Xynthia : René Marratier, l'ex-maire de La Faute-sur-Mer condamné à quatre ans de prison

Le service METRONEWS
Publié le 12 décembre 2014 à 10h40
Xynthia : René Marratier, l'ex-maire de La Faute-sur-Mer condamné à quatre ans de prison

JUSTICE - Jugé pour la mort de 29 personnes lors du passage de Xynthia en 2010, l'ancien maire de La Faute-sur-Mer a été condamné ce vendredi à quatre ans de prison ferme.

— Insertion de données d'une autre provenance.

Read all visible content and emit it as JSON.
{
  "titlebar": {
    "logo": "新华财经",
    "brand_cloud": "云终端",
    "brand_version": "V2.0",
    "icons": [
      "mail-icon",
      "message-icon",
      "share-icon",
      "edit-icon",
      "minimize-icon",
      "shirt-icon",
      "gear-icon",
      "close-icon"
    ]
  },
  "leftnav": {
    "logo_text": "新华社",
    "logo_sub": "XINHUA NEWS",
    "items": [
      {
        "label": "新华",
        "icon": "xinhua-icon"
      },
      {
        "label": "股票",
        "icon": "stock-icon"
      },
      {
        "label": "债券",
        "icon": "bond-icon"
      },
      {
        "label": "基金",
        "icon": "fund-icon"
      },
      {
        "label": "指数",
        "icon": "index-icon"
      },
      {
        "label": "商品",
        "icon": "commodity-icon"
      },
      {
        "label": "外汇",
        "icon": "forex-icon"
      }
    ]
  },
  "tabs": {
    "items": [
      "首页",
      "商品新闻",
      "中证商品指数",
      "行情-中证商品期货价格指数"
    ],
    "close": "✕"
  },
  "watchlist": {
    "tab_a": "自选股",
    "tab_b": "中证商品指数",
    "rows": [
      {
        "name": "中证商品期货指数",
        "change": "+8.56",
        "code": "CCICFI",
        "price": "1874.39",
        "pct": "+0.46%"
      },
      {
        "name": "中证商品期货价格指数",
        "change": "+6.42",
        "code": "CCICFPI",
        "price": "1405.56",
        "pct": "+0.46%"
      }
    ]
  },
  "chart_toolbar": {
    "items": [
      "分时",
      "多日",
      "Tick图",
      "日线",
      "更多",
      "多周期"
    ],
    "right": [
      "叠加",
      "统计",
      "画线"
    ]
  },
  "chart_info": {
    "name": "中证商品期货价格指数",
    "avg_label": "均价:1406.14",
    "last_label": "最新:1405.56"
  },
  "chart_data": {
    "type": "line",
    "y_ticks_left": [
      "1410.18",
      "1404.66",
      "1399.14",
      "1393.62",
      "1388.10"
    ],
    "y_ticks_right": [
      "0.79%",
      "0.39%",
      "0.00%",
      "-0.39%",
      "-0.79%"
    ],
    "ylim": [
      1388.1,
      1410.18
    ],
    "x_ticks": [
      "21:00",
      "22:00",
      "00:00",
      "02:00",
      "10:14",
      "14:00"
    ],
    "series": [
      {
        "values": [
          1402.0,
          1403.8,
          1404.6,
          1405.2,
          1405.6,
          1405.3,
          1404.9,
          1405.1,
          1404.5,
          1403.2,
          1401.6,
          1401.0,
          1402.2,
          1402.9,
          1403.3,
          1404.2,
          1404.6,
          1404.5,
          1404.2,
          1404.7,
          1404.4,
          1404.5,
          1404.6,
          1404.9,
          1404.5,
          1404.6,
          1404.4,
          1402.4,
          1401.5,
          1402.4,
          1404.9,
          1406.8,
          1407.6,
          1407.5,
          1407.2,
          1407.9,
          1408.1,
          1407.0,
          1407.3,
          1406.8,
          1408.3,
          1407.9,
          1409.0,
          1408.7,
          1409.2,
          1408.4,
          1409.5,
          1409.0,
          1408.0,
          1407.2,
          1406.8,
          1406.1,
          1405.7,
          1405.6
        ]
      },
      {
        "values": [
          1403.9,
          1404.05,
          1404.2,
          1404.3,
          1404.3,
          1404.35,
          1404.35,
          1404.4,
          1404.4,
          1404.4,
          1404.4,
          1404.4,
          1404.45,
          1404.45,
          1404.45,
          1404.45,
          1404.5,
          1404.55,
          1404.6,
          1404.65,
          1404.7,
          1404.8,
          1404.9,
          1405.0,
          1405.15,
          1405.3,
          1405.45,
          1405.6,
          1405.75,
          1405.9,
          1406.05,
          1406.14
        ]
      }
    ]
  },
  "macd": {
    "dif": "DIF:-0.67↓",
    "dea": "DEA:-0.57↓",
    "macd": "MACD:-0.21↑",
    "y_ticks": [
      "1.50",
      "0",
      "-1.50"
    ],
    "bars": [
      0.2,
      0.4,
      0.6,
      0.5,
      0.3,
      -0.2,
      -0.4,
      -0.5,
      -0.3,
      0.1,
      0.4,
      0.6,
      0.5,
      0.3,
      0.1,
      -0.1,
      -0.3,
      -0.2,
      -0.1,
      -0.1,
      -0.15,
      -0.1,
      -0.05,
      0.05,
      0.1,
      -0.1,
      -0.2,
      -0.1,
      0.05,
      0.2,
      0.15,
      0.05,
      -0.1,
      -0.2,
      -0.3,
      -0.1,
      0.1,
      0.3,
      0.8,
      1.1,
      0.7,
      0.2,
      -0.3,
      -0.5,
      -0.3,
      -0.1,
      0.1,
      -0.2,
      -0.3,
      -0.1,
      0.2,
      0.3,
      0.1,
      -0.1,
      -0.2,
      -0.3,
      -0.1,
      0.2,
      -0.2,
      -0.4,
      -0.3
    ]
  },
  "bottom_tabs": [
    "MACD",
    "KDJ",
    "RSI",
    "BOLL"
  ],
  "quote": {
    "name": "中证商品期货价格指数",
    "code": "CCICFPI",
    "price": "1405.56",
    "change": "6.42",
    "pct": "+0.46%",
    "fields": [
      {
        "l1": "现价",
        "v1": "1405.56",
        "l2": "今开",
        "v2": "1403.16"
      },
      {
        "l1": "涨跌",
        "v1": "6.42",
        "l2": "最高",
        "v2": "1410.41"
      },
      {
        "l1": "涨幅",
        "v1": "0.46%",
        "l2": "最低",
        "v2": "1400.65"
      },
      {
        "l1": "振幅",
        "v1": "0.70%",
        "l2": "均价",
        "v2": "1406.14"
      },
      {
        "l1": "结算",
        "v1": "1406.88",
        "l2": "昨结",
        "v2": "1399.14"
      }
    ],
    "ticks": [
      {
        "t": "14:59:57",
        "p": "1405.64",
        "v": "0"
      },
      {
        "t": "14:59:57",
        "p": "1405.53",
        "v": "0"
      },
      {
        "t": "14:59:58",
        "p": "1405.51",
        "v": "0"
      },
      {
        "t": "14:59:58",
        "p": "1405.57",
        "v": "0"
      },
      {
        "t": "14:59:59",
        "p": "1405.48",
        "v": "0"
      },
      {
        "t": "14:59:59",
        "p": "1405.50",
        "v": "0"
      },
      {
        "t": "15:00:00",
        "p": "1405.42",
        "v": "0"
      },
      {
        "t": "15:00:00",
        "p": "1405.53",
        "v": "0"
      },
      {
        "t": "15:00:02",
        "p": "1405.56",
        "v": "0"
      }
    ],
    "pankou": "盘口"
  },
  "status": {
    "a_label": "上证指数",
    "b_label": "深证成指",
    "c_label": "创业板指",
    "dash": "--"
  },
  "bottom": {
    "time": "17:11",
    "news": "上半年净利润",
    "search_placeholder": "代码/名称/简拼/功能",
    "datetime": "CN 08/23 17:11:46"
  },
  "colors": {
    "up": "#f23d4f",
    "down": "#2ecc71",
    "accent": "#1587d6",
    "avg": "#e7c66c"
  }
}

Jamais un élu local poursuivi pour des faits similaires n’avait été sanctionné au-delà de dix mois de prison avec sursis. Le tribunal correctionnel des Sables d’Olonne a prononcé vendredi un jugement inédit dans les annales judiciaires françaises, en condamnant l'ex-maire de La Faute-sur-Mer (Vendée) à quatre ans de prison ferme pour ses responsabilités dans les 29 morts de la tempête Xynthia. "Nous sommes choqués et indignés par ce jugement politique, qui ne tient pas compte des fautes qui ont été commises par l’Etat dans ce dossier", a réagi Didier Seban, l’un des avocats de René Marratier. "Nous allons faire immédiatement appel de la décision, il n’y a pas débat une seconde sur cette question."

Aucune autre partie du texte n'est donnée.